Thursday, 23 April 2015

HOW TO IMPROVE BEING ON-HOLD DURING A PHONE CALL

I had to make a phone call today. I grabbed my mobile phone and my notebook, shoved my notebook under my arm and swiped my tea mug from my desk to make it look like I was going to a meeting. Well, I was, sort of, just not anything to do with work.

I slipped inside the training room and flicked on the lights. Then I dialled the number on my phone and held it to my ear. "Thank you for calling... recorded for training purposes... to make a payment by debit or credit card, please press... Thank you. Please hold the line and an agent will be with you shortly."

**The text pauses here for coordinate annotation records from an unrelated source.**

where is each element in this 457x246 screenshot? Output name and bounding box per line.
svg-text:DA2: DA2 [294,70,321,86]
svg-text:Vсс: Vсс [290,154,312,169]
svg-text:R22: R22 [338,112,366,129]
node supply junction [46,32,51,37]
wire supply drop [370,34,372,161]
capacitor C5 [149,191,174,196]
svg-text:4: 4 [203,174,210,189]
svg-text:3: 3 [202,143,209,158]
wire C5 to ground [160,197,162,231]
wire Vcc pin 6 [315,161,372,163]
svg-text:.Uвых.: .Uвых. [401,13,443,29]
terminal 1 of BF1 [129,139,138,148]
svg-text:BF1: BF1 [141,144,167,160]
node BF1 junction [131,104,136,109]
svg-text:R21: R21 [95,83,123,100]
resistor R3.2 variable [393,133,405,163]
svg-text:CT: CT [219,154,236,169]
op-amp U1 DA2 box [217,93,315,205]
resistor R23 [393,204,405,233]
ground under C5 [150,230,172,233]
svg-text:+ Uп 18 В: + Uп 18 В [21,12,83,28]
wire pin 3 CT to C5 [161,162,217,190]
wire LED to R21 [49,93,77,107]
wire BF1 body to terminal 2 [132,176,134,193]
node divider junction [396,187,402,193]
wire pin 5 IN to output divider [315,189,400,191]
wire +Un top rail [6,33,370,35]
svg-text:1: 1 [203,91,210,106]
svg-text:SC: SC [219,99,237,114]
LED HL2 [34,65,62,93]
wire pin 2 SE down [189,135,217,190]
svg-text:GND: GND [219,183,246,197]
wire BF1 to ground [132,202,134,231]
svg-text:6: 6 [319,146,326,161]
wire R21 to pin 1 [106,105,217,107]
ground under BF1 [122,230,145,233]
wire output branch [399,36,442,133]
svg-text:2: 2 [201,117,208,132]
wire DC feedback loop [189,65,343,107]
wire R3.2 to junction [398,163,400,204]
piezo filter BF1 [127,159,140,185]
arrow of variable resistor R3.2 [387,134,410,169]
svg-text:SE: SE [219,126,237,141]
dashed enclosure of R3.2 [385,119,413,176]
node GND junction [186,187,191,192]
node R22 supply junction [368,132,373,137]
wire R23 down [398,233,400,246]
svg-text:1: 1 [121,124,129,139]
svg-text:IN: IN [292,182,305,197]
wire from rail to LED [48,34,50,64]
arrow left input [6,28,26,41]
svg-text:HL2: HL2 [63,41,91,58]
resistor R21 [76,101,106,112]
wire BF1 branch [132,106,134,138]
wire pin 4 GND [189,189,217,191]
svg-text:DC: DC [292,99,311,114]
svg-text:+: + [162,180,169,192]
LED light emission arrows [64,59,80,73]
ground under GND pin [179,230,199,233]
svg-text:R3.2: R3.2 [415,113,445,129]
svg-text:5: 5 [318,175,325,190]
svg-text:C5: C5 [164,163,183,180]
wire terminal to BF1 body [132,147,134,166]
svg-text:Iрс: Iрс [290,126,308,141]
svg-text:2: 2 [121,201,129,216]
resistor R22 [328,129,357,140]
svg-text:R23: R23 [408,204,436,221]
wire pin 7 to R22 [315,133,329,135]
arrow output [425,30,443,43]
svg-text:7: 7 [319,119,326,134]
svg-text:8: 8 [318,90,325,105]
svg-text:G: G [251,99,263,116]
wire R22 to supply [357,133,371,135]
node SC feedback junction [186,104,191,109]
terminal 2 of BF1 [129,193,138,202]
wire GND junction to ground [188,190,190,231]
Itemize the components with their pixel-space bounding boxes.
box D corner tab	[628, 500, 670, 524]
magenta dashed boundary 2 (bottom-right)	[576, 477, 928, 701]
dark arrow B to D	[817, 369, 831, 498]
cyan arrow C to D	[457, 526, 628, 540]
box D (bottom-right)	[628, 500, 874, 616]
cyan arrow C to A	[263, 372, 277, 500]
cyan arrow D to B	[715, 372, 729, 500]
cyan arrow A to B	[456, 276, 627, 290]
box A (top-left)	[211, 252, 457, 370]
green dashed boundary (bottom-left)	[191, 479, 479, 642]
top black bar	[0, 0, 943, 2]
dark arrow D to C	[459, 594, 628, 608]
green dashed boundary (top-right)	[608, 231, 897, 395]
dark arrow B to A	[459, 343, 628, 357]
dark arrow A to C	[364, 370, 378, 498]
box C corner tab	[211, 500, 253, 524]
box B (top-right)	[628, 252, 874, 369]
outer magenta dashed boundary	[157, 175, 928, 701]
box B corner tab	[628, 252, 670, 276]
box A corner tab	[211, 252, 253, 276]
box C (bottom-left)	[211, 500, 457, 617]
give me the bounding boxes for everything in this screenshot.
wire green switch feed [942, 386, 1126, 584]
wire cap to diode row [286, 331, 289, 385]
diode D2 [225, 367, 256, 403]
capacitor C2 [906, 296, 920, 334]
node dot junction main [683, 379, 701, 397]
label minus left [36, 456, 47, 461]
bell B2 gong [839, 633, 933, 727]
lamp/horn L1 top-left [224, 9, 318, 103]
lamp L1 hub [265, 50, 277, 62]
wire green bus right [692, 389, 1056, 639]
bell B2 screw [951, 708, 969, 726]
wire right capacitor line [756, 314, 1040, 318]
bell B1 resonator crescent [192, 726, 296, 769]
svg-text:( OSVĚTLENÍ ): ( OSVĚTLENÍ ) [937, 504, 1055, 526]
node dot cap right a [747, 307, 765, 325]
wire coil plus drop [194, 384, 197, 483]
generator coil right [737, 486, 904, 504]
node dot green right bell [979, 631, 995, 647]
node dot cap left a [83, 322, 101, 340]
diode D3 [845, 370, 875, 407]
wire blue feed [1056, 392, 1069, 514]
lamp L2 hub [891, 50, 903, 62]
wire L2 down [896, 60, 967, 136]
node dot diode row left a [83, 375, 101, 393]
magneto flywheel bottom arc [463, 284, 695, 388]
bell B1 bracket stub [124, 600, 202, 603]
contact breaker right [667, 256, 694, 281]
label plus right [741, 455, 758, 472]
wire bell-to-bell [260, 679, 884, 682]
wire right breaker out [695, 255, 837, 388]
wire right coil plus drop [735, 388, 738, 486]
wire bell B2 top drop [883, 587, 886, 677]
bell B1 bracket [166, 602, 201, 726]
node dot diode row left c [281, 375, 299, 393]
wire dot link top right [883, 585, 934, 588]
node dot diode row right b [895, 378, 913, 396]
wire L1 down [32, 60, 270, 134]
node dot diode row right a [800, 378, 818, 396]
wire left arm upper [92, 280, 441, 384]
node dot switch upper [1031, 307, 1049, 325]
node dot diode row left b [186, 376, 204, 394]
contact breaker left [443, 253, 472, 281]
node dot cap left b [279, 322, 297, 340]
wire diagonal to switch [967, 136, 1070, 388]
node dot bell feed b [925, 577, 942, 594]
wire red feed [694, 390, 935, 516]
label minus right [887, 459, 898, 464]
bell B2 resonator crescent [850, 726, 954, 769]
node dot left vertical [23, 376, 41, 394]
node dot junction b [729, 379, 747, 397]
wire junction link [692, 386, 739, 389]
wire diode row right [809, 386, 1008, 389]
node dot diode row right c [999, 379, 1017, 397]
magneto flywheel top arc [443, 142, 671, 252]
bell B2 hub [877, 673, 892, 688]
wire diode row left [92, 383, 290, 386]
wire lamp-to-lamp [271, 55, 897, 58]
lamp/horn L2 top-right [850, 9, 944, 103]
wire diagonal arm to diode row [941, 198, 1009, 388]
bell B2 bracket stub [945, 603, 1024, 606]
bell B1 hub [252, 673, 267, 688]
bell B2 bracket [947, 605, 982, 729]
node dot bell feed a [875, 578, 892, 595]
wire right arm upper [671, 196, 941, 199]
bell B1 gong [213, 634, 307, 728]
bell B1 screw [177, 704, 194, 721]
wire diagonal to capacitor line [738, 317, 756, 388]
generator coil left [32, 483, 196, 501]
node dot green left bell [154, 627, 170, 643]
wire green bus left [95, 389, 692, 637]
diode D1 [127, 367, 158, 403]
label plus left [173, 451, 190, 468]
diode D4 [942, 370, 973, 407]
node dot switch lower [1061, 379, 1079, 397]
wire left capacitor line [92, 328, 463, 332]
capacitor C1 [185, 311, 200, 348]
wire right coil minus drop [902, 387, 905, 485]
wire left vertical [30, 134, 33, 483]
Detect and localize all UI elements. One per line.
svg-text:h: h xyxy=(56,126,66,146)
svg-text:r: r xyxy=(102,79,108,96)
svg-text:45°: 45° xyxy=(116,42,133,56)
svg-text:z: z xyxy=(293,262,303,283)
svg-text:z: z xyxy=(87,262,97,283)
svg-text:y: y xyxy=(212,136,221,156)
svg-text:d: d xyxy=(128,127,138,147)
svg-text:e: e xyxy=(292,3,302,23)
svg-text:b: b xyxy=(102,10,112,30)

Bla bla bla. I looked at the wall clock as the second hand ticked past the 7. I was suddenly pacing up and down, listening to the cheesiest hold music I think I've ever heard. You know, sometimes it's classical, Eine Kleine Nacht Musik or something, ringing tinnily in one ear. That's bearable. Sometimes it's that light jazz you get in lifts - vibes and bass with the drummer tickling a snare drum with his brushes. Occasionally it's the Bublé, but today it was a sort of never-ending compilation of tunes without a tune - it didn't make any sense, just looping round aimlessly, pianos and guitars, thumping and tinkling as though the musicians had just given up and were lazily cycling through the chords until someone wrote them a cheque.

Oh and then a key-change at exactly one minute in (I was fixated on the clock). It made me angry that it was so unimaginative, so dull and so boring that even the key changes were happening predictably on the minute, every minute. Stop... and here we go again. After four minutes, I was about ready to go on the rampage with a hi-hat, so I told myself off for having less than 300 seconds of patience, held it together, and promised myself I'd hang up after five. Tick, tick, tick...

"Hello you're through to Celia can I help you?" asked someone called Celia, sounding as bored as I was.

Now I don't know whether these companies do the awful music thing deliberately. I would have thought though, that something relaxing would have been much better if you're about to speak to someone who might have a complaint or an axe to grind with you. Playing this musack for five minutes down a phone line that the customer daren't hang up on seems rather like poking an angry bear with a stick.

I knew instantly that Celia wasn't in the mood to hear me complain about the hold music. In fact, she didn't seem to be in the mood to do anything other than be unamused, unfunny and unmoved by human compassion. I can't help thinking a little Mozart might have cheered her up a bit at least, if not me.

So, I've had an idea. Rather than hold-music, why don't these companies have on-hold-storytelling? I would much rather hear someone reading a random tale of joy and woe down the phone, plus it would definitely keep me interested. Additionally, it would only add to the illusion that I'm interacting directly with another human being - something these companies know is important to me - important enough to spend billions on their battery-farm call centres every year anyhow. It can't be difficult to come up with some stories that keep you on the line - look I made this nonsense up in no time at all. This'll do:

Click.

A long time ago there were a family of fruit flies who lived in the corner of a supermarket. One day the Littlest Fruit Fly got trapped in a yoghurt pot and had to be rescued by some of the others in a daring rescue mission. Grandpa Fruit Fly had said it was ridiculous to go buzzing down the dairy isle during the day-time as there was bound to be trouble with pensioners or those coloured-hair people who push giant trollies around. The Littlest Fruit Fly was desperate to explore and told Grandpa Fruit Fly to go back to sleep and dream about bananas - there was a whole world out there and he wasn't going to let it go by while he hung upside down in the corner. However, it wasn't long before Littlest Fruit Fly saw a bright blue light just over the delicatessen counter and felt like he had to go and check it out. As he flew towards the neon light, he felt better and better, as though nothing else in the world mattered, until suddenly, in a lightning bolt of panic, he felt his whole body spark with electricity and went flying through the air, wings and limbs jolting. The next thing Littlest Fruit Fly knew, he was trapped upside-down in a yoghurt p...

Good afternoon, can I take a reference number please?